Citing opposition to liberal church policies towards gays, three of the four Anglican dioceses in Zimbabwe have decided to split from the Central African Province – effectively dissolving the entity.
The Province consists of Anglican dioceses in Botswana, Malawi, Zambia and Zimbabwe.
The split came into effect at a Provincial Synod that was held in Malawi on Saturday. The Harare Diocese has official withdrawn from the Province while three other Zimbabwean dioceses have announced their intention to do the same.
The dioceses slammed the Province for not censuring clerics that were said to be pro-gay in their activities, or rumoured to be gay themselves.
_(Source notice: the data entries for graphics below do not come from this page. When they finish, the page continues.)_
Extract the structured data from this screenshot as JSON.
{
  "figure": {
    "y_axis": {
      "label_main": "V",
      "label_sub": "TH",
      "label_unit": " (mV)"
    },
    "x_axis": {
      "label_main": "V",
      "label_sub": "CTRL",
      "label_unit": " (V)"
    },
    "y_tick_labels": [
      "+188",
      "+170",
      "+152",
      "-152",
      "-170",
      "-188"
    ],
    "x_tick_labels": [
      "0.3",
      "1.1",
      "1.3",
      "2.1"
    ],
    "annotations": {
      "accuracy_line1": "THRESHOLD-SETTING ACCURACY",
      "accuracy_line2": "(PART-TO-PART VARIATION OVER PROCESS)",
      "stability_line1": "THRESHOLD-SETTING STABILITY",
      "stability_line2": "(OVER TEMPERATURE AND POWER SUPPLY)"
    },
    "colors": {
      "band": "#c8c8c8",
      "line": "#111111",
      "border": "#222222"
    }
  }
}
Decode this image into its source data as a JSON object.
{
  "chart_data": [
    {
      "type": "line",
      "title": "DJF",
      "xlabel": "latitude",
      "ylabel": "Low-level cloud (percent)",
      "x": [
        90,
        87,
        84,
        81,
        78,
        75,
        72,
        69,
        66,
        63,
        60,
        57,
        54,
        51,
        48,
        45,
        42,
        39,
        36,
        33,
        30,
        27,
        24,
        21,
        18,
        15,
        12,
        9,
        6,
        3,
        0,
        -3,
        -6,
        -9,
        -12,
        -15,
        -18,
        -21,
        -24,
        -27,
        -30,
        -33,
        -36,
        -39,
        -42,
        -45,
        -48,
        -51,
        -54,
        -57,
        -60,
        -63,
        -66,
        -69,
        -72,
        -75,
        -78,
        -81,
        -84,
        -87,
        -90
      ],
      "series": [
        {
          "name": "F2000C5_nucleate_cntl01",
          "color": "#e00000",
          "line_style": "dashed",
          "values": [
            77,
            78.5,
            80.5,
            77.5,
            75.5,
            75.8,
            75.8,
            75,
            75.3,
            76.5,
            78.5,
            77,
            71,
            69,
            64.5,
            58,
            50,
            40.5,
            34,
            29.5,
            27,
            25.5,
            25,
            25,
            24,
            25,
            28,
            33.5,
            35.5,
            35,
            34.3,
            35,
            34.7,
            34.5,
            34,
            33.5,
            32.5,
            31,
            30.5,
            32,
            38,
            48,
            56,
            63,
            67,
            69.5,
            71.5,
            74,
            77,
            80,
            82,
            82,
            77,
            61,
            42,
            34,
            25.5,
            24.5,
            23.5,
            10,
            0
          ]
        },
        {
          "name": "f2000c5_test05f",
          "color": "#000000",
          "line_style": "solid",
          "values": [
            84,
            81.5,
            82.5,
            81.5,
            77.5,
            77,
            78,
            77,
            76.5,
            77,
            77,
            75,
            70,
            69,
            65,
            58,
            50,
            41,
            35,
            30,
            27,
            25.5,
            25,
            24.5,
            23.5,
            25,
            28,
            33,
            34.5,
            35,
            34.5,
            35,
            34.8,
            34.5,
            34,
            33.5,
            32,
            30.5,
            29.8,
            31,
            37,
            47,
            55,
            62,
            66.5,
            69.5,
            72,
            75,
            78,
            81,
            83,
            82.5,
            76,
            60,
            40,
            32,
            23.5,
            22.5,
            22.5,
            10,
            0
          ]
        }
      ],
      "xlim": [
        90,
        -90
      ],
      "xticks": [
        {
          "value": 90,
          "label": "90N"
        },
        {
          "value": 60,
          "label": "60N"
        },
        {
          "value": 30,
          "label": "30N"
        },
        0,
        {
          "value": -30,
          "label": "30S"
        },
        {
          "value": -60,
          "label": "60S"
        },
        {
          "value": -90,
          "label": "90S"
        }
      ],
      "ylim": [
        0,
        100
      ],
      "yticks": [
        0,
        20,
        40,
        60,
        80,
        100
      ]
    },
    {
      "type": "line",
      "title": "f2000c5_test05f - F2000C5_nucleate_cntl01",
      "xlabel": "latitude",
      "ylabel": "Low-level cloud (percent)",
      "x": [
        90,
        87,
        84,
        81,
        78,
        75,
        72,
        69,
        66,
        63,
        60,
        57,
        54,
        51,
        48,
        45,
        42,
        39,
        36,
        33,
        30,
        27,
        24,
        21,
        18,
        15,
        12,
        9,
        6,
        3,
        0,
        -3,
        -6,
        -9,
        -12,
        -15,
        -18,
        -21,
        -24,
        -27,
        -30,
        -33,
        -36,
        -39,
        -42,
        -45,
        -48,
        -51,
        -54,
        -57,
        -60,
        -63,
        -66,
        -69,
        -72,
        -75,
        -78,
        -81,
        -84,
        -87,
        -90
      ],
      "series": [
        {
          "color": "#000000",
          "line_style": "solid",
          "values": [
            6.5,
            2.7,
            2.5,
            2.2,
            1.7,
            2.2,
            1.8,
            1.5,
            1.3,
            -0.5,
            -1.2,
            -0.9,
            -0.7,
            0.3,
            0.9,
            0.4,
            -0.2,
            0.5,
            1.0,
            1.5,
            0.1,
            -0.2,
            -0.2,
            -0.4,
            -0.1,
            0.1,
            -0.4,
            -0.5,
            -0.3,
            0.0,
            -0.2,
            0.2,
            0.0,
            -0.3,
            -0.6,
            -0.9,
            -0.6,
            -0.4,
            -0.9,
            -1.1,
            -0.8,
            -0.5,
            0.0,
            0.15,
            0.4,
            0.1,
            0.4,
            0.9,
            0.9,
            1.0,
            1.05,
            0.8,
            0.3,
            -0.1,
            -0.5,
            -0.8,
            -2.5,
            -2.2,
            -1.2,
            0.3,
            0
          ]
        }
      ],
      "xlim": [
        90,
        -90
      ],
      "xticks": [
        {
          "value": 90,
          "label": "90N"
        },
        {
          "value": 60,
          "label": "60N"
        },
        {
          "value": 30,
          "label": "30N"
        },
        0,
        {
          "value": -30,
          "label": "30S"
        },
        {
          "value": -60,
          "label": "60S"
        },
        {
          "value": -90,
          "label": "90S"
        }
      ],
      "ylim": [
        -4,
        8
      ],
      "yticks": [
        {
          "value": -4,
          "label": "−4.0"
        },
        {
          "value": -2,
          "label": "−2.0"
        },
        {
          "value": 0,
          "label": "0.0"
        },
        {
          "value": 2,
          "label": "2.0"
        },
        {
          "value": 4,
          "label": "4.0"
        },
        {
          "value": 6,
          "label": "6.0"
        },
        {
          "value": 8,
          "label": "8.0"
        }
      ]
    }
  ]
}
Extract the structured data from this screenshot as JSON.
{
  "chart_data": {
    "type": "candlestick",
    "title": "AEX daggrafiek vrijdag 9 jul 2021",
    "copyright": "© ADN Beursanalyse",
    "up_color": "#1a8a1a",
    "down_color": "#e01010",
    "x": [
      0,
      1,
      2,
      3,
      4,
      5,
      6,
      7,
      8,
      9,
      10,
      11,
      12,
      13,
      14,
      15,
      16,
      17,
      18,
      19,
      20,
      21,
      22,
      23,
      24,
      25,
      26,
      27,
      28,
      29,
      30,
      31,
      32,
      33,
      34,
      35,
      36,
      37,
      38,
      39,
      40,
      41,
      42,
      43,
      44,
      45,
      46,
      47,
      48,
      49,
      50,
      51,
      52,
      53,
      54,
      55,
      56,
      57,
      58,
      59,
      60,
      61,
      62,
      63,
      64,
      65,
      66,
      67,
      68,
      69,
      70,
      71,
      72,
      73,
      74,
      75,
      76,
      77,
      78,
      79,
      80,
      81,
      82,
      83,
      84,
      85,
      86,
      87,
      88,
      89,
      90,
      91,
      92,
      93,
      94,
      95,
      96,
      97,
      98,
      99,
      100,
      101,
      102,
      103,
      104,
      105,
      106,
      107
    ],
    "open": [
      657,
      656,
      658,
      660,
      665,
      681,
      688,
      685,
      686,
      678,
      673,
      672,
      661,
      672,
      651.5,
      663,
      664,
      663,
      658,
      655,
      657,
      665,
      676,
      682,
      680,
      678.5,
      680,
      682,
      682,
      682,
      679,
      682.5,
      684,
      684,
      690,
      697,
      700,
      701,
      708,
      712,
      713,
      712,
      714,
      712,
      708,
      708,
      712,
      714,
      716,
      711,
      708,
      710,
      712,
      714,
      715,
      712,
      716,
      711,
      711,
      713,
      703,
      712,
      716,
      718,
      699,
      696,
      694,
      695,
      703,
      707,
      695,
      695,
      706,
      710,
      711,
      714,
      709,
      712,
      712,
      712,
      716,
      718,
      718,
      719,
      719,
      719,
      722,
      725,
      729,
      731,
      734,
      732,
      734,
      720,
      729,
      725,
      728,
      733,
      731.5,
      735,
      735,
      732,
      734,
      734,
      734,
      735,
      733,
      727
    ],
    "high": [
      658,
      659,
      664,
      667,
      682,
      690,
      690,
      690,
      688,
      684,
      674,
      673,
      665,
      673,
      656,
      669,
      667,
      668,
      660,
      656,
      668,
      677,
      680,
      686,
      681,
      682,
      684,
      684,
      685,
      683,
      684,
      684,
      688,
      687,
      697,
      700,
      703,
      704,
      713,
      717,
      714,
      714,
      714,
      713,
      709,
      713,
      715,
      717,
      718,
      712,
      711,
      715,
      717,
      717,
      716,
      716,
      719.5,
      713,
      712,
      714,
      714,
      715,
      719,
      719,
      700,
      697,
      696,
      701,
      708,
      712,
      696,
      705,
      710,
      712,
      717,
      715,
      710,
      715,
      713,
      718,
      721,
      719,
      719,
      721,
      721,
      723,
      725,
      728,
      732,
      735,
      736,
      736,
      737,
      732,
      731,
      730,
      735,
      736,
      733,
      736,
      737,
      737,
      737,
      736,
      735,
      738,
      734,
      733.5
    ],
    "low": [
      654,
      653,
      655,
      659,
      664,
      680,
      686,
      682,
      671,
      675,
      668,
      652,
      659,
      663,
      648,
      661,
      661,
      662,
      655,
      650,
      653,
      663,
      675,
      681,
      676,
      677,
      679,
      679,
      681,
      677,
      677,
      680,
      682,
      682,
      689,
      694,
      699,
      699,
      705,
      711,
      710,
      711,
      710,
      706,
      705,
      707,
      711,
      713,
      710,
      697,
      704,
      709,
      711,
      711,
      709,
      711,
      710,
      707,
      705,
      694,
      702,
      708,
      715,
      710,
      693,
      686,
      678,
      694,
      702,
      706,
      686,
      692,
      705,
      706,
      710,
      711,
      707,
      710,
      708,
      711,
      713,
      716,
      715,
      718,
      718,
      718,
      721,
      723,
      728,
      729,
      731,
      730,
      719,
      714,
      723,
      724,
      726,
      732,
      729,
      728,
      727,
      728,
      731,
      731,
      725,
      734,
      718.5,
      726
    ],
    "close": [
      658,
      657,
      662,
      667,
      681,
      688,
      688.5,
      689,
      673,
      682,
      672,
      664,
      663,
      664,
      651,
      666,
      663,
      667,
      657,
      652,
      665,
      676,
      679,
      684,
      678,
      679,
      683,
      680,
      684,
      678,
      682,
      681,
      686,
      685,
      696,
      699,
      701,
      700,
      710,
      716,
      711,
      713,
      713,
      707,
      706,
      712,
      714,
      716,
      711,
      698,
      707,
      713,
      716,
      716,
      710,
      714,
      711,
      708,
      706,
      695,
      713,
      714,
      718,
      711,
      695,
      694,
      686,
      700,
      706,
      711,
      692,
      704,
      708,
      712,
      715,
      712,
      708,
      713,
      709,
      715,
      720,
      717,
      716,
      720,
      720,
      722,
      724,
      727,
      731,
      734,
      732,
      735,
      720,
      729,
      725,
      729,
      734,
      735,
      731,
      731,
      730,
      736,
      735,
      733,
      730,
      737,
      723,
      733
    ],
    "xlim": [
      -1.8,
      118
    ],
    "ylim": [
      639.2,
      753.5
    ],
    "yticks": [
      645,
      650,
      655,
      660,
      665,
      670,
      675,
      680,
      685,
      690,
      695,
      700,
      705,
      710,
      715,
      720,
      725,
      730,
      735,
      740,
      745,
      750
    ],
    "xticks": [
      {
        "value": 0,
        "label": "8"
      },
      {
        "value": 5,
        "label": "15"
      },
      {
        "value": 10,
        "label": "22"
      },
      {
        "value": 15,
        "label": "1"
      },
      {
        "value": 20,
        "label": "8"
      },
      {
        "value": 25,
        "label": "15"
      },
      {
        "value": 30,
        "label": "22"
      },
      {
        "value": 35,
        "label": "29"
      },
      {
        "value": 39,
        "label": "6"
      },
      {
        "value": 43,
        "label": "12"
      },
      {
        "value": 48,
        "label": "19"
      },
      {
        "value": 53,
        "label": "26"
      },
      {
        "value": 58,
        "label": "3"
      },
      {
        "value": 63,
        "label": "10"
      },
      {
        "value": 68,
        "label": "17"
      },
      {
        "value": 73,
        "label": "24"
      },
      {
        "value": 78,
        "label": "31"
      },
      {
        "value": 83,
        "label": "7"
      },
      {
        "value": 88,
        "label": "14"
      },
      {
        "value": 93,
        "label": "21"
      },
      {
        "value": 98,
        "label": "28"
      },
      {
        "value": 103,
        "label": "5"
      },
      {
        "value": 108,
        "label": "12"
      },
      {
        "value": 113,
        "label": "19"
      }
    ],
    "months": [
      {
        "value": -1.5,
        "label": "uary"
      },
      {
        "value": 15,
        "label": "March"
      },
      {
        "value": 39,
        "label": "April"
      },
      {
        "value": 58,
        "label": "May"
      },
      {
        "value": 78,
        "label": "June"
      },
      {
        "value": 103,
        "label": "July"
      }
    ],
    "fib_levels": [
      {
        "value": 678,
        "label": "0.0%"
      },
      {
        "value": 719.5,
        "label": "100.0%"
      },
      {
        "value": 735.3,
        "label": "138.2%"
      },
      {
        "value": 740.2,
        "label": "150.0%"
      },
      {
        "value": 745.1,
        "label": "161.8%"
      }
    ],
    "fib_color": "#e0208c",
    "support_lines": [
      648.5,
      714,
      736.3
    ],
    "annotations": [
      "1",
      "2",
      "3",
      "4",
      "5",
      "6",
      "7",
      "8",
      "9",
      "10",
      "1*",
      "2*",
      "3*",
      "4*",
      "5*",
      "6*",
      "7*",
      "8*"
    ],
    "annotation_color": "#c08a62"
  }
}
The motion to dissolve the Province was put forward by Bishop Elson Jakazi of Manicaland, and seconded by Vicar General of Harare Diocese Venerable Harry Mambo Rinashe. This was despite a resolution by the Synod stating that it was opposed to homosexuality.
Bishop Kunonga of Harare told the Zimbabwe Herald that, “We totally reject homosexuality; it is an abomination, it is totally against the law of God, and it diminishes the dignity of the human being,” adding that, “We also believe in the supremacy of the scriptures, the primacy of the scriptures and there is nowhere where homosexuality has been condoned.”
In August, The Diocese of Harare adopted an act on the issue which states: “…the Diocese of Harare dissociates itself and severs relationship with any individual, group of people, organisation, institution, Diocese, Province or otherwise, which indulges, sympathises or compromises with homosexuality.”
The issue of homosexuality is threatening to tear apart the Anglican Church around the world. In the last month a number of US bishops have been consecrated in Uganda and Kenya in order for their US dioceses to fall under the authority of anti-gay African Provinces instead of more liberal American Provinces.